Когда пианист закончил своё произведение, когда замолкли последние аккорды, внезапно наступила тишина. Я открыла глаза и вновь посмотрела на него. Он сидел, сложив руки на коленях, отправляя взор куда-то вперед, словно за доступные мне пределы, куда только он мог заглянуть.

Минута прошла в этом молчании. Я тихо вдумывалась в музыку, в её эмоции, в молодого парня, сидящего напротив меня. Он оторвал взгляд от своих пальцев и посмотрел на меня. Снова он был спокоен и тих, словно это не он сейчас музыкальными трелями изливал в пространство свои чувства.

— Очень здорово, — ответила я на его немой вопрос. — Ты потрясающе играешь.

Как избито. Этих слов мало, чтобы выразить все то, что я чувствовала к нему в этот миг. Все любопытнее становилось мне познать этого человека, погрузиться с головой в скрытые от меня и ото всех мысли, но я понимала, что это невозможно. Я смотрела на него и видела, что мысли его сейчас не здесь, что его музыка, его порыв эмоций – всё это направлено, конечно, не ко мне. Я оказалась невольным свидетелем внутренней беседы со своим разумом, вылитой в музыке. Я молча наблюдала за ним и не знала, что еще сказать.

Он кашлянул и спросил, медленно подняв на меня глаза от черно-белых клавиш:

— Я могу еще сыграть, хочешь?

Я улыбнулась:

— Давай.

Он слабо улыбнулся мне в ответ и снова вскинул кисти к инструменту.

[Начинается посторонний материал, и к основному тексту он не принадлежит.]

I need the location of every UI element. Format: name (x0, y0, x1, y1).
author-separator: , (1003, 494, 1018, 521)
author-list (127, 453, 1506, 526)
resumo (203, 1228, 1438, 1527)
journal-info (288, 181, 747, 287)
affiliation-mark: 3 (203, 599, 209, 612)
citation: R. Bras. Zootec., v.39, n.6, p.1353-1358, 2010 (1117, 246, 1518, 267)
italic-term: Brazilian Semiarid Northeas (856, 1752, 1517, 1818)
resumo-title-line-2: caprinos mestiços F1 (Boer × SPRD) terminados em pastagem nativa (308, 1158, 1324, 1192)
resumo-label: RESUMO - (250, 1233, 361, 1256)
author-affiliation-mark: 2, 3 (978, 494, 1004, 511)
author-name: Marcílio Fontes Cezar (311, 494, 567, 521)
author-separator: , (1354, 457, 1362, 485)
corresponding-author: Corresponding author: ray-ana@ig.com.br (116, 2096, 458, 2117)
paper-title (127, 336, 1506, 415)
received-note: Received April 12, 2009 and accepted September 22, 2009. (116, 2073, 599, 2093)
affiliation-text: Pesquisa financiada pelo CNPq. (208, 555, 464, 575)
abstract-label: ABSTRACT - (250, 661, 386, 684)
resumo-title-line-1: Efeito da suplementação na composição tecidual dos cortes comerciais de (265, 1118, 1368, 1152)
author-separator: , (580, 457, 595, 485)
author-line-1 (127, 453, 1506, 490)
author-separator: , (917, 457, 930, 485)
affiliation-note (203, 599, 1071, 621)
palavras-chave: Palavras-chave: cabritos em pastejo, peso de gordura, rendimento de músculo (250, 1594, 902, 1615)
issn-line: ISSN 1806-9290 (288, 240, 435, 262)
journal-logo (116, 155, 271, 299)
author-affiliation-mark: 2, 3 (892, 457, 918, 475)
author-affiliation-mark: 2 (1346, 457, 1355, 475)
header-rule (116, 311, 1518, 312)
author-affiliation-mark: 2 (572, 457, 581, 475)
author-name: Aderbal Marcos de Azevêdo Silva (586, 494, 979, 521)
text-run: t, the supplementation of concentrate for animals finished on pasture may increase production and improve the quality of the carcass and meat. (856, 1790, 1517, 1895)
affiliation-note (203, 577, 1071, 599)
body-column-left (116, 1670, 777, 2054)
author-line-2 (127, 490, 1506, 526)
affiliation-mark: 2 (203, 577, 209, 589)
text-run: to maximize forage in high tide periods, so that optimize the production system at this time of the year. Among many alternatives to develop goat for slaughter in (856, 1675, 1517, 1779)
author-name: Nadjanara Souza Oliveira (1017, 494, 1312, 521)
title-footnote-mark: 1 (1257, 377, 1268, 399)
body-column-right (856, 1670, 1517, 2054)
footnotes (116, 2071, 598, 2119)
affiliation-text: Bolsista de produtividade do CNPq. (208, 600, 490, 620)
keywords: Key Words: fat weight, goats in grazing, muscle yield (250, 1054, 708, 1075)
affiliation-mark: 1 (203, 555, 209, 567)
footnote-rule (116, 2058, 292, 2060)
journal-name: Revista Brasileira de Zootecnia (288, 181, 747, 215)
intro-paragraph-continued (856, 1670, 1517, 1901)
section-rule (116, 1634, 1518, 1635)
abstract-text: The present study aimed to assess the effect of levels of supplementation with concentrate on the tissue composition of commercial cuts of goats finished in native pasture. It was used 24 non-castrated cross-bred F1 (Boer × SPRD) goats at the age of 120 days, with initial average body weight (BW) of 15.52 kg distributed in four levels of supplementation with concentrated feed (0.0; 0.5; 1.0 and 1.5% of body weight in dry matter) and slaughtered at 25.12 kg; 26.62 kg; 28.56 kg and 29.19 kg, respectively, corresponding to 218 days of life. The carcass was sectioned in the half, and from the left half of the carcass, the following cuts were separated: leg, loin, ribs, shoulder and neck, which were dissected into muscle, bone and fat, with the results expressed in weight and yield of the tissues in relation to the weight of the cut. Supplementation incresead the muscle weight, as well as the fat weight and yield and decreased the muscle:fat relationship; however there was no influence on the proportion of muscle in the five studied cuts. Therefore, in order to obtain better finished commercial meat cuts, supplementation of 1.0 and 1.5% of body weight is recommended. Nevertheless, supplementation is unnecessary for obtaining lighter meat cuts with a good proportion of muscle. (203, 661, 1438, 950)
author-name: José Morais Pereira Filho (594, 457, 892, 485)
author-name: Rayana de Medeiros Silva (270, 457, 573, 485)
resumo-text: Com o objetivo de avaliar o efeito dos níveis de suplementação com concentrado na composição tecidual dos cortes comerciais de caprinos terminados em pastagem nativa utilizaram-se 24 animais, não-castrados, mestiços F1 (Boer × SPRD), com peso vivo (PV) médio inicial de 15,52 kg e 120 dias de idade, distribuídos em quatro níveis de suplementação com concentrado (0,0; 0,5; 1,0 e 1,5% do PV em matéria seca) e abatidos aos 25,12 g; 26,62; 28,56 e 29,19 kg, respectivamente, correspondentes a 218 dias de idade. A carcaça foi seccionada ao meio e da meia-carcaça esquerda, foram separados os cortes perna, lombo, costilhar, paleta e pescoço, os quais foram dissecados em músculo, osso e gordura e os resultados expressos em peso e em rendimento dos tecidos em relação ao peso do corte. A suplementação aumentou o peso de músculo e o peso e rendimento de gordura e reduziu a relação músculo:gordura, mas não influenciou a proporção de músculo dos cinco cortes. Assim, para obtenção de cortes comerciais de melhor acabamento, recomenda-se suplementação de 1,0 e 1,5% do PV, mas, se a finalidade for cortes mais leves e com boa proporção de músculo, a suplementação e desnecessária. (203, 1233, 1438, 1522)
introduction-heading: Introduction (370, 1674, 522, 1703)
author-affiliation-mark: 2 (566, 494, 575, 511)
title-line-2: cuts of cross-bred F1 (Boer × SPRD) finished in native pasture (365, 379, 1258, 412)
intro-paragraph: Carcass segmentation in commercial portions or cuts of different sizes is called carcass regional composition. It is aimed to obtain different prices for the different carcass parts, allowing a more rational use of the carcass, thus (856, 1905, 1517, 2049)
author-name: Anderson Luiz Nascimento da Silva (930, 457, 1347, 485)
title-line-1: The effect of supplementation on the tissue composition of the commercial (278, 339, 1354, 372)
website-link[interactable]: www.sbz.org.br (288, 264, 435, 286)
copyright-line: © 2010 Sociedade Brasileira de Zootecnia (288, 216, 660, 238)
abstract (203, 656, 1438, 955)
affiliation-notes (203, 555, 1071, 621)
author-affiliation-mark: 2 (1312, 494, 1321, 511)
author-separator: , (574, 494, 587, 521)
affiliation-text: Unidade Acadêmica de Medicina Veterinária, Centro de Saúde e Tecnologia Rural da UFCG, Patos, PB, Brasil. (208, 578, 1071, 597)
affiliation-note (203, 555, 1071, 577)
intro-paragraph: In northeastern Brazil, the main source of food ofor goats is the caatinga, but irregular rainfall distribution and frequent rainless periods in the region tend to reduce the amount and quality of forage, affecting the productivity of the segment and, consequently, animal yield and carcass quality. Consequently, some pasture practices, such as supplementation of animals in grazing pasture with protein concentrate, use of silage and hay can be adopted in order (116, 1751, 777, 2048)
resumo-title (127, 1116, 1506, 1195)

Вновь полилась новая мелодия. Она показалась мне отдаленно знакомой. Я внимательно смотрела за его руками и лицом. А он вдруг тихо кашлянул и запел. Голос его, негромкий и ясный, слился с музыкой и понесся к потолку. Песня, русская, старинная, какие пели, наверное, еще во дворцах, в богатых гостиных знатных господ, тонкой нитью вилась вокруг пианиста, окутывая и его, и меня таинственной тоской. Он пел о печальной любви, о страданиях юноши, потерявшего свою милую. Подняв лицо к потолку и почти не смотря на клавиши, музыкант то возвышал свой мягкий голос, то вдруг пел тихо, почти шептал. Тягучая, душевная песня текла, как сироп.

Не отрываясь, я смотрела в лицо поющего. В его полузакрытые глаза, на высокий лоб, на котором пролегла тонкая морщинка, на мягкие чужие губы. Потрясающий, но чужой музыкант. Ярким коллажем накладывались друг на друга впечатления о нем. Как разгадать постороннего человека? Как узнать, что у него внутри, от чего он страдает и чему радуется? Кому поет он свои песни, для кого играет, глядя мечтательно-печальными глазами в потолок? Почему улыбается или почему не улыбается? Что вызывают в нём нежные слова песни, воспевающие прекрасную, но жертвенную любовь?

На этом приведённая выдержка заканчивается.